I would get the Multiplus 2 3000, and put a solar panel on the roof with a small charge controller and never turn the thing off, even though the Victron inverter/chargers save their settings. The Victron stuff uses very little power when idle, so a simple solar panel would keep it from draining the batteries.
I’m looking to permanently mount my panels soon (right now it’s a ground array), and it should work while my trailer is set up in the open, but I worried about when it goes into covered storage during the off-season. I guess I could get a small 20w panel and stick it on the tongue of the trailer where it’s not totally covered during those times though. I’ll just have to understand the real idle power consumption once installed and size that auxiliary panel accordingly.
 
All victron inverters retain settings if power is lost. Actually, when you update settings using VEconfig or update the device I think it fully resets itself.

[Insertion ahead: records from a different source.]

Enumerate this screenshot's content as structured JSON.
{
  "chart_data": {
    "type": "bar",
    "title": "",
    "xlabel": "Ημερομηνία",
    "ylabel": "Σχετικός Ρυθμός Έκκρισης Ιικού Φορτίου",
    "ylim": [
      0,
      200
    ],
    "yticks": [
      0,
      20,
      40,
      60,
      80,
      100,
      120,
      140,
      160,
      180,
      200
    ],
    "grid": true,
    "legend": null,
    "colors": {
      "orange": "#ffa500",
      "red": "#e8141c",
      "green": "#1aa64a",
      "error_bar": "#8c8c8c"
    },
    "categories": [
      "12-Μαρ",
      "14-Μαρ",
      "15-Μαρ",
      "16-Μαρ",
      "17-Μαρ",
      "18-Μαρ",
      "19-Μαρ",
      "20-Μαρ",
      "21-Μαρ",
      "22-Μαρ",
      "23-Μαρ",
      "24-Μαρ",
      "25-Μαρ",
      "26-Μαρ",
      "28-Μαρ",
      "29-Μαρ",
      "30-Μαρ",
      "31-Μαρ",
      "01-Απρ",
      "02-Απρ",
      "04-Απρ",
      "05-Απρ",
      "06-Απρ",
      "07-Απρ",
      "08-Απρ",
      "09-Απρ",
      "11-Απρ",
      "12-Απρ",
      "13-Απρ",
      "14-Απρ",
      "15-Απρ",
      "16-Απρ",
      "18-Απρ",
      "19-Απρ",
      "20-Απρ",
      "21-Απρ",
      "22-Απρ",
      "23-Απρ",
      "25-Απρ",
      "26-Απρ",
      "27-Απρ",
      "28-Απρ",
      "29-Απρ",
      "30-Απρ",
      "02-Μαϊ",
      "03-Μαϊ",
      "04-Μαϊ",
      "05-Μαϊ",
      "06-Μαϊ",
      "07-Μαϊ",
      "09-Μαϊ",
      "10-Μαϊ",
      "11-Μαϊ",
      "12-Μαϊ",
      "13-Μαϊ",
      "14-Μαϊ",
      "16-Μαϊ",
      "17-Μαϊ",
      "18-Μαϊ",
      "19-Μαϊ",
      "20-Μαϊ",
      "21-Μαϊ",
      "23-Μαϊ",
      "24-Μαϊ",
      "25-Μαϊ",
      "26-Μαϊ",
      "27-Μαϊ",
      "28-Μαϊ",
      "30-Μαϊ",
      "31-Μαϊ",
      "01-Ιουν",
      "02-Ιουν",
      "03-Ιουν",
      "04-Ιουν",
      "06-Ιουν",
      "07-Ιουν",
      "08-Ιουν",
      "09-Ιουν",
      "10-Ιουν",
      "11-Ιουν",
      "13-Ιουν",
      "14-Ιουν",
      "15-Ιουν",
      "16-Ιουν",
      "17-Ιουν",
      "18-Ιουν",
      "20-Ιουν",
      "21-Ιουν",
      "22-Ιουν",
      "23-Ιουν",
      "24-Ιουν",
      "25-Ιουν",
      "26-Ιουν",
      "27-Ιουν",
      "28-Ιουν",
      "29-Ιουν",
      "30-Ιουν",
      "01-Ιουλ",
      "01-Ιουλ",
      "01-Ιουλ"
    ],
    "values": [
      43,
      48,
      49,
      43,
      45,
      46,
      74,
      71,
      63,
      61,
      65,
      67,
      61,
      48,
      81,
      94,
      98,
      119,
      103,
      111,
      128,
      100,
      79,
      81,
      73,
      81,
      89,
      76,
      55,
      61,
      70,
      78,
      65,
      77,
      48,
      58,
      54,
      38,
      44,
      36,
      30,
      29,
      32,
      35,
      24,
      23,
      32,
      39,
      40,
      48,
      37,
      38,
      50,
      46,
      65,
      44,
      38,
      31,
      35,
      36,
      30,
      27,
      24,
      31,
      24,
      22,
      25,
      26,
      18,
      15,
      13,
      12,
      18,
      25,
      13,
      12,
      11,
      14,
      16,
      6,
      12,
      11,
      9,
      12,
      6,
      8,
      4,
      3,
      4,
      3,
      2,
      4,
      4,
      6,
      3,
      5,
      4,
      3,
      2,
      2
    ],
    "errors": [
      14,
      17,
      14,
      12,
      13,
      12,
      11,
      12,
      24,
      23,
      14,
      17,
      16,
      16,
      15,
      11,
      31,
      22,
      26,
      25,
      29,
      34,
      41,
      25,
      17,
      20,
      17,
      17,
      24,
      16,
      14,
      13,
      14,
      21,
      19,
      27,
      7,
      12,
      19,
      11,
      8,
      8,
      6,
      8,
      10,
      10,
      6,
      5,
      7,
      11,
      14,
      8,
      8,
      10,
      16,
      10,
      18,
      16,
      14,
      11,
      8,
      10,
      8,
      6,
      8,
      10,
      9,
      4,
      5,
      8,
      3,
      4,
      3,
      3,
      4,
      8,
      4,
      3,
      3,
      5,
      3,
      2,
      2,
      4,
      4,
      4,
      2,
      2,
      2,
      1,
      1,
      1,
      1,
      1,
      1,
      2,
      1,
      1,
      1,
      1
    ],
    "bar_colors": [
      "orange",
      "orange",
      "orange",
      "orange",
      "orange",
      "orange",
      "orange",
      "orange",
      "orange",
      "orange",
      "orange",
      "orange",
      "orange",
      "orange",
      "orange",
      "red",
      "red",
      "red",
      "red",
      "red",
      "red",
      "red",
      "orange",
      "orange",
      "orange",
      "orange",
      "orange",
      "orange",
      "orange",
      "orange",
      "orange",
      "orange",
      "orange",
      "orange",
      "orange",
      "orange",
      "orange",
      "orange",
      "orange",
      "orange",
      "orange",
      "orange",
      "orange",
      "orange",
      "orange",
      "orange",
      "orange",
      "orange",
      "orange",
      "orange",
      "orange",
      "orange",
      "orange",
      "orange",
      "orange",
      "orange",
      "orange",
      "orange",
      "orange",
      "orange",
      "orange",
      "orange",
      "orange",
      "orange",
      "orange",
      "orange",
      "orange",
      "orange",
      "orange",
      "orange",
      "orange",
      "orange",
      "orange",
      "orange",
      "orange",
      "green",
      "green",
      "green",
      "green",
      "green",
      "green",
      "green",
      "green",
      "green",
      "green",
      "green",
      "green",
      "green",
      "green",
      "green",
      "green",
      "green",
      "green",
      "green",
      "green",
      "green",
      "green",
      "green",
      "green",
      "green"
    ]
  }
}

VA isn't W for inductive loads like AC its 80% other things are higher percentage.

Nothing compares to Victron, sure they're more but they're worth it. I personally couldn't imagine leaving a system off and hoping everything works after winter. If I were you and had wifi wherever I stored it, I'd have a CerboGX and a couple of those 20w or a spare 100w panel and just toss it on the roof of the trailer above the cover. Leave everything on and feel comfortable knowing its all working and i'll get an email if batteries are low. randomly check the app just to be sure its all good.
 
the idle draw was another reason I’m cancelling my renogy 2k unit.

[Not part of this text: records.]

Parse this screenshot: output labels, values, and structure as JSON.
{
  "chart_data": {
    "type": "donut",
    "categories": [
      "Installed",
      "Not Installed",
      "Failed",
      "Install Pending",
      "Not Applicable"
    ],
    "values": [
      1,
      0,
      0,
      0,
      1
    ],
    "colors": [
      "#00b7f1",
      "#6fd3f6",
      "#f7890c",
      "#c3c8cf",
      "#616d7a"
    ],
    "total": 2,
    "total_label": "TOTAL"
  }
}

One more tip about the Eco mode on the Victron inverters. Eco mode doesn’t work in all applications. You program it and every X seconds, it offers power for Y seconds. It searches for a load, min/max load requirements are programmable. For our analog thermostat fridge, it works, but when I tried it out on our digital Samsung home fridge, it doesn’t work because every cycle of searching by the Victron acts like a hard reset to the fridge (not a problem in an analog fridge). My point being is if the extremely low idle draw of the Eco mode is a major selling point for you, do some research first to confirm it will work for your situation. Samlex inverters also offer low idle consumption, but some of their models are even pricier.
 
All victron inverters retain settings if power is lost. Actually, when you update settings using VEconfig or update the device I think it fully resets itself.

VA isn't W for inductive loads like AC its 80% other things are higher percentage.

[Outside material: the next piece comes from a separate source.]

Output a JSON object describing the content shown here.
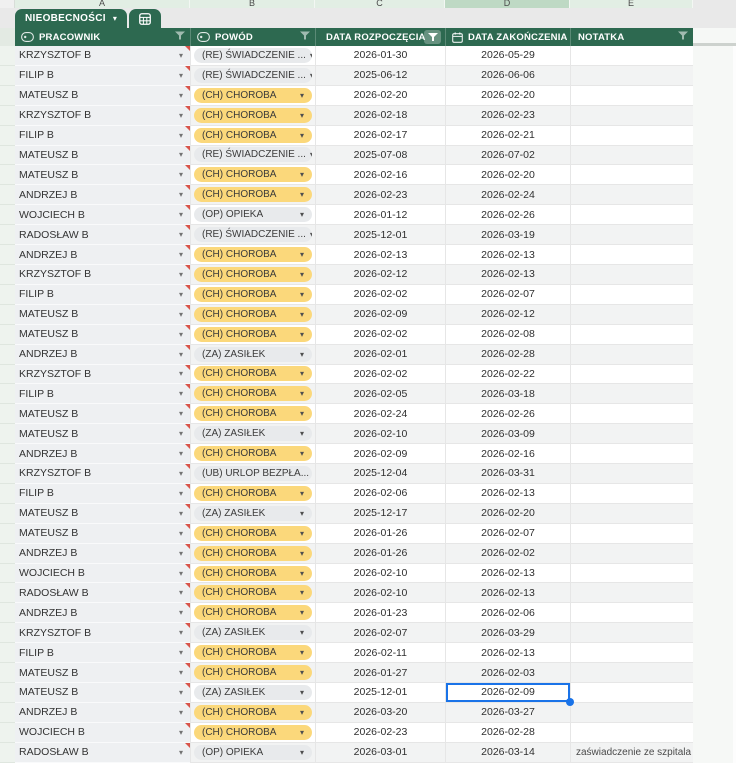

Nothing compares to Victron, sure they're more but they're worth it. I personally couldn't imagine leaving a system off and hoping everything works after winter. If I were you and had wifi wherever I stored it, I'd have a CerboGX and a couple of those 20w or a spare 100w panel and just toss it on the roof of the trailer above the cover. Leave everything on and feel comfortable knowing its all working and i'll get an email if batteries are low. randomly check the app just to be sure its all good.
I’m still coming around to a different mindset from the old lead acid where I pull the disconnect and store it (after the other pre-storage procedures). I guess I have to rethink things with a lithium system with the inverter. Unfortunately most of the storage places don’t have WiFi so that’s a bust, but I generally check things maybe once a month or so…so could probably catch things, especially once I know what a steady state idle draw is. Generally all of the other appliances are turned off (fridge etc) but I had always just pulled the disconnect to prevent any phantom draw.